Мы мигом оказались на улице, я даже удивилась: Ба обычно очень долго, с кряхтеньем и стонами, усаживается в машину и вылезает из нее, а тут — одним прыжком, быстрее меня выскочила.
Оказалось, как раз под тем сиденьем, на котором восседала Ба, загорелся аккумулятор.
В другой раз, опять с Ба, нас стукнула сзади «Волга», в которой ехал важный толстый священник с большой бородой. Встретить попа — и так дурная примета, а уж если едешь с Ба…
В общем, они оторвали у нас глушитель, и всю остальную дорогу до дома — считай, пол-Москвы — на нас не только прохожие оглядывались, но люди даже из автобусов и троллейбусов высовывались, бросались к окнам домов, с таким ревом мы ехали. Когда нас стукнуло, у Ма голова так откинулась назад, что чуть совсем не оторвалась. У нее потом шея две недели болела, но она не жаловалась, потому что, по мнению Па, когда ему приходилось вести машину, во всем и всегда была виновата Ма — «сама напросилась».
Поэтому в Пушкино и на дачу мы чаще всего ездили на электричке.
Пушкино — это место, которое Па и Тарь любят больше всего на свете, это их малая родина, родительский дом, начало начал. Там они выросли. Там же, в Пушкино, кроме родителей Па и Таря — бабы Сони и деда Левы — жила еще большая родня, и у всех были дети: у тети Стеры — трое, Соня, Вова и Женя, у дяди Давида — Аня и Гриша, у дяди Гриши — Нора. Летом приезжали еще племянницы из Москвы — Лена и Клара.
Вот такая компания!
Сейчас они все выросли, у всех свои семьи, и когда они приходят к нам в гости, Рыжуша все время ждет, не начнут ли они вспоминать свое детство, она обожает эти рассказы, слушает, раскрыв рот, и весело смеется со всеми вместе.

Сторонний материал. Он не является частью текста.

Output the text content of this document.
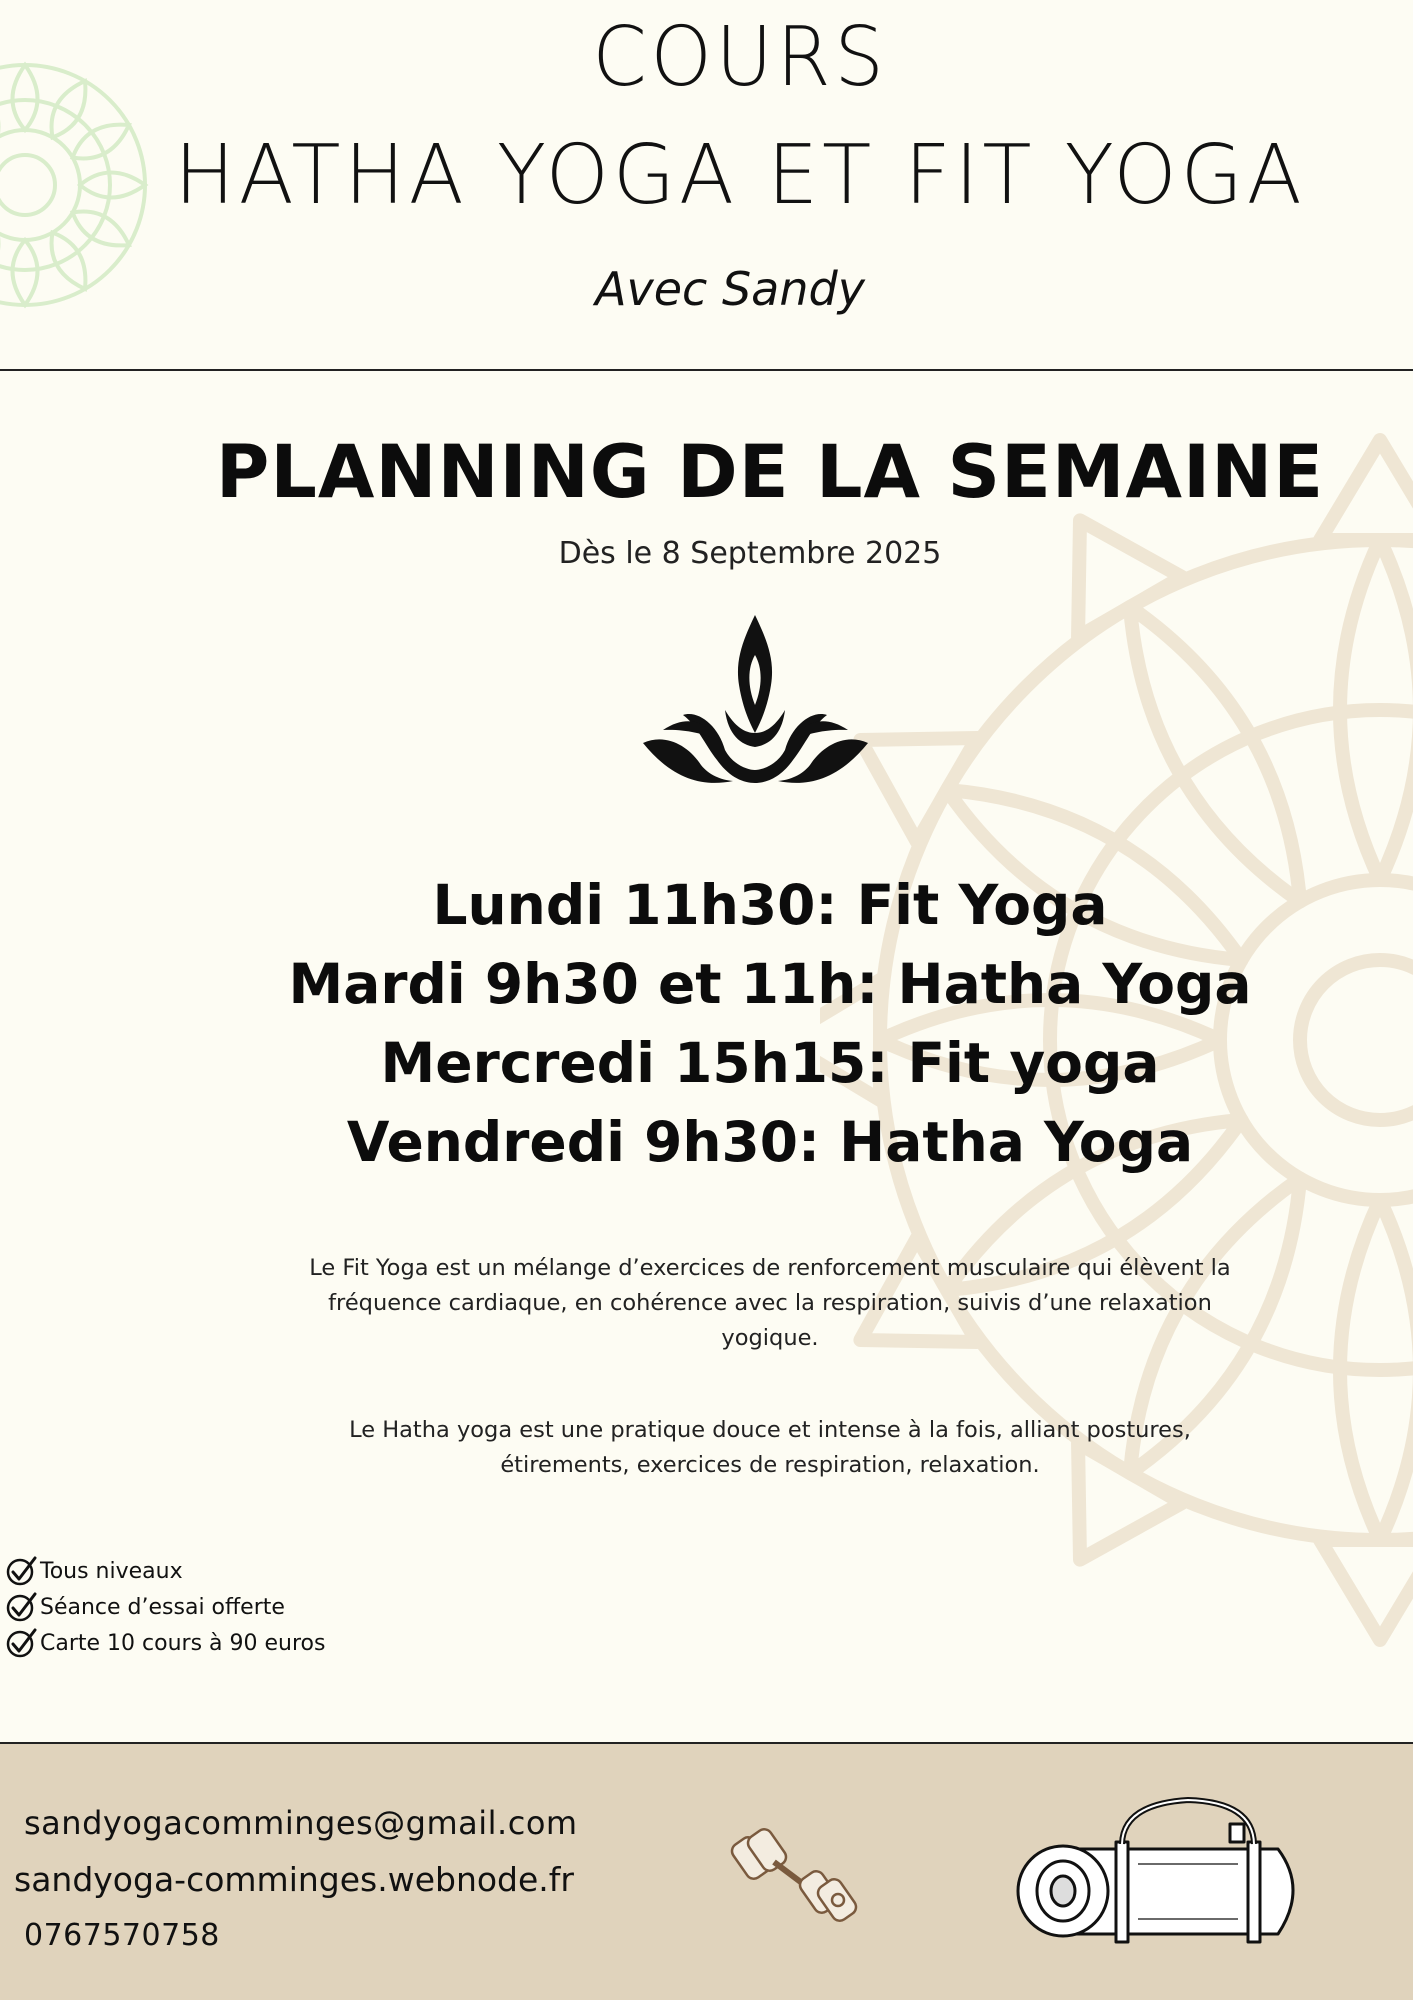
COURS
HATHA YOGA ET FIT YOGA
Avec Sandy
PLANNING DE LA SEMAINE
Dès le 8 Septembre 2025
Lundi 11h30: Fit Yoga
Mardi 9h30 et 11h: Hatha Yoga
Mercredi 15h15: Fit yoga
Vendredi 9h30: Hatha Yoga
Le Fit Yoga est un mélange d’exercices de renforcement musculaire qui élèvent la fréquence cardiaque, en cohérence avec la respiration, suivis d’une relaxation yogique.
Le Hatha yoga est une pratique douce et intense à la fois, alliant postures, étirements, exercices de respiration, relaxation.
Tous niveaux
Séance d’essai offerte
Carte 10 cours à 90 euros
sandyogacomminges@gmail.com
sandyoga-comminges.webnode.fr
0767570758
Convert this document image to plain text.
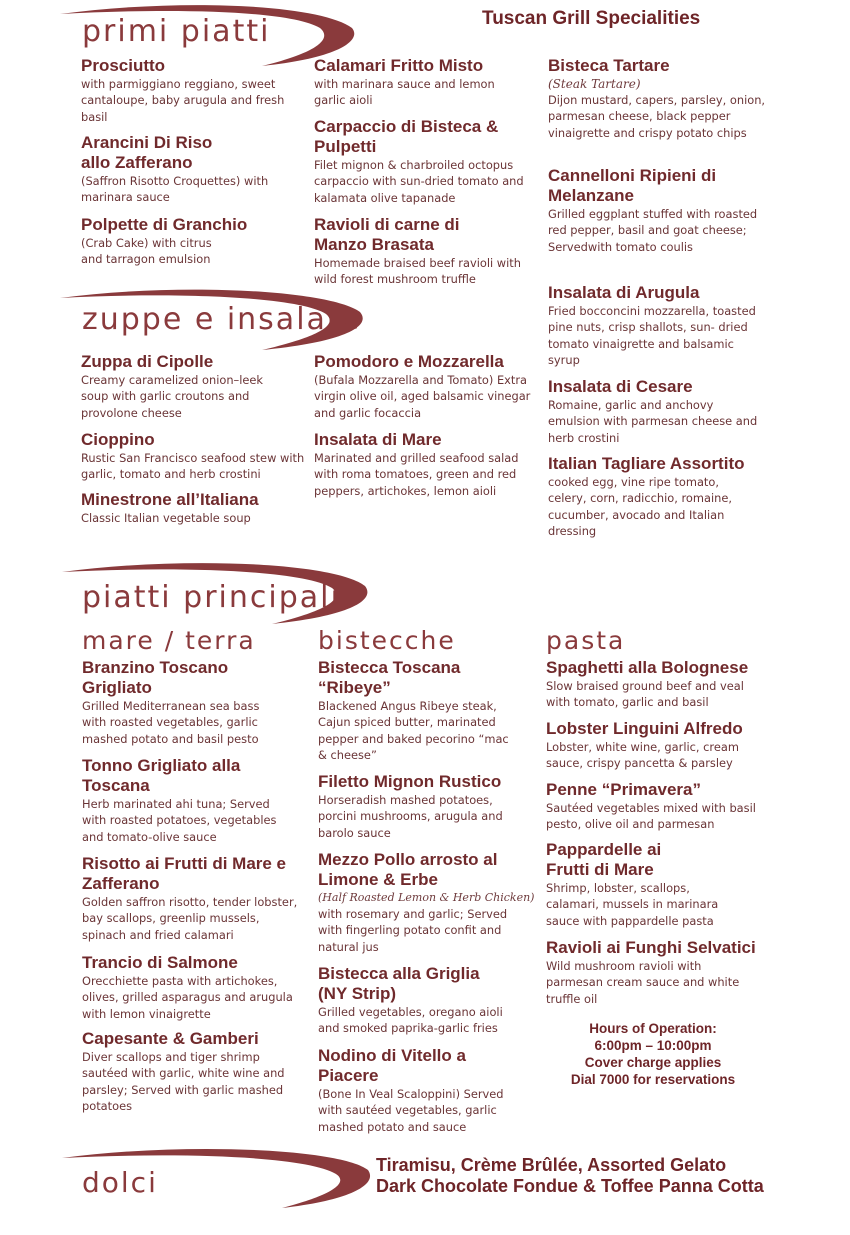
Tuscan Grill Specialities
primi piatti
Prosciutto
with parmiggiano reggiano, sweet cantaloupe, baby arugula and fresh basil
Arancini Di Riso allo Zafferano
(Saffron Risotto Croquettes) with marinara sauce
Polpette di Granchio
(Crab Cake) with citrus and tarragon emulsion
Calamari Fritto Misto
with marinara sauce and lemon garlic aioli
Carpaccio di Bisteca & Pulpetti
Filet mignon & charbroiled octopus carpaccio with sun-dried tomato and kalamata olive tapanade
Ravioli di carne di Manzo Brasata
Homemade braised beef ravioli with wild forest mushroom truffle
Bisteca Tartare
(Steak Tartare)
Dijon mustard, capers, parsley, onion, parmesan cheese, black pepper vinaigrette and crispy potato chips
Cannelloni Ripieni di Melanzane
Grilled eggplant stuffed with roasted red pepper, basil and goat cheese; Servedwith tomato coulis
zuppe e insalate
Zuppa di Cipolle
Creamy caramelized onion–leek soup with garlic croutons and provolone cheese
Cioppino
Rustic San Francisco seafood stew with garlic, tomato and herb crostini
Minestrone all’Italiana
Classic Italian vegetable soup
Pomodoro e Mozzarella
(Bufala Mozzarella and Tomato) Extra virgin olive oil, aged balsamic vinegar and garlic focaccia
Insalata di Mare
Marinated and grilled seafood salad with roma tomatoes, green and red peppers, artichokes, lemon aioli
Insalata di Arugula
Fried bocconcini mozzarella, toasted pine nuts, crisp shallots, sun- dried tomato vinaigrette and balsamic syrup
Insalata di Cesare
Romaine, garlic and anchovy emulsion with parmesan cheese and herb crostini
Italian Tagliare Assortito
cooked egg, vine ripe tomato, celery, corn, radicchio, romaine, cucumber, avocado and Italian dressing
piatti principali
mare / terra bistecche	pasta
Branzino Toscano Grigliato
Grilled Mediterranean sea bass with roasted vegetables, garlic mashed potato and basil pesto
Tonno Grigliato alla Toscana
Herb marinated ahi tuna; Served with roasted potatoes, vegetables and tomato-olive sauce
Risotto ai Frutti di Mare e Zafferano
Golden saffron risotto, tender lobster, bay scallops, greenlip mussels, spinach and fried calamari
Trancio di Salmone
Orecchiette pasta with artichokes, olives, grilled asparagus and arugula with lemon vinaigrette
Capesante & Gamberi
Diver scallops and tiger shrimp sautéed with garlic, white wine and parsley; Served with garlic mashed potatoes
Bistecca Toscana “Ribeye”
Blackened Angus Ribeye steak, Cajun spiced butter, marinated pepper and baked pecorino “mac & cheese”
Filetto Mignon Rustico
Horseradish mashed potatoes, porcini mushrooms, arugula and barolo sauce
Mezzo Pollo arrosto al Limone & Erbe
(Half Roasted Lemon & Herb Chicken)
with rosemary and garlic; Served with fingerling potato confit and natural jus
Bistecca alla Griglia (NY Strip)
Grilled vegetables, oregano aioli and smoked paprika-garlic fries
Nodino di Vitello a Piacere
(Bone In Veal Scaloppini) Served with sautéed vegetables, garlic mashed potato and sauce
Spaghetti alla Bolognese
Slow braised ground beef and veal with tomato, garlic and basil
Lobster Linguini Alfredo
Lobster, white wine, garlic, cream sauce, crispy pancetta & parsley
Penne “Primavera”
Sautéed vegetables mixed with basil pesto, olive oil and parmesan
Pappardelle ai Frutti di Mare
Shrimp, lobster, scallops, calamari, mussels in marinara sauce with pappardelle pasta
Ravioli ai Funghi Selvatici
Wild mushroom ravioli with parmesan cream sauce and white truffle oil
Hours of Operation:
6:00pm – 10:00pm
Cover charge applies
Dial 7000 for reservations
dolci
Tiramisu, Crème Brûlée, Assorted Gelato
Dark Chocolate Fondue & Toffee Panna Cotta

А вообще-то Пушкино — это городок под Москвой, который во времена их детства был наполовину деревней, наполовину дачным поселком.
Поэтому про свою семью Па шутит, что они, как мужики из сочинения гимназистки Наденьки у Чехова, «жили на даче и зимой и летом».
Их дом был, действительно, бывшей дачей начальника Московской милиции — большой, двухэтажный, деревянный. После того как самого начальника арестовали, дом разделили на несколько квартир.
Вокруг был когда-то огромный двор, даже можно сказать, лесной участок. Дед Лева говорил, что, когда они только туда приехали, во дворе можно было собирать белые грибы. Потом весь дом был распродан, в него въехало восемь семей; большую часть деревьев вырубили и понастроили сараев, в которых жильцы держали запасы продуктов, дров и всякую живность — кур, коров. Но двор все равно остался очень большим.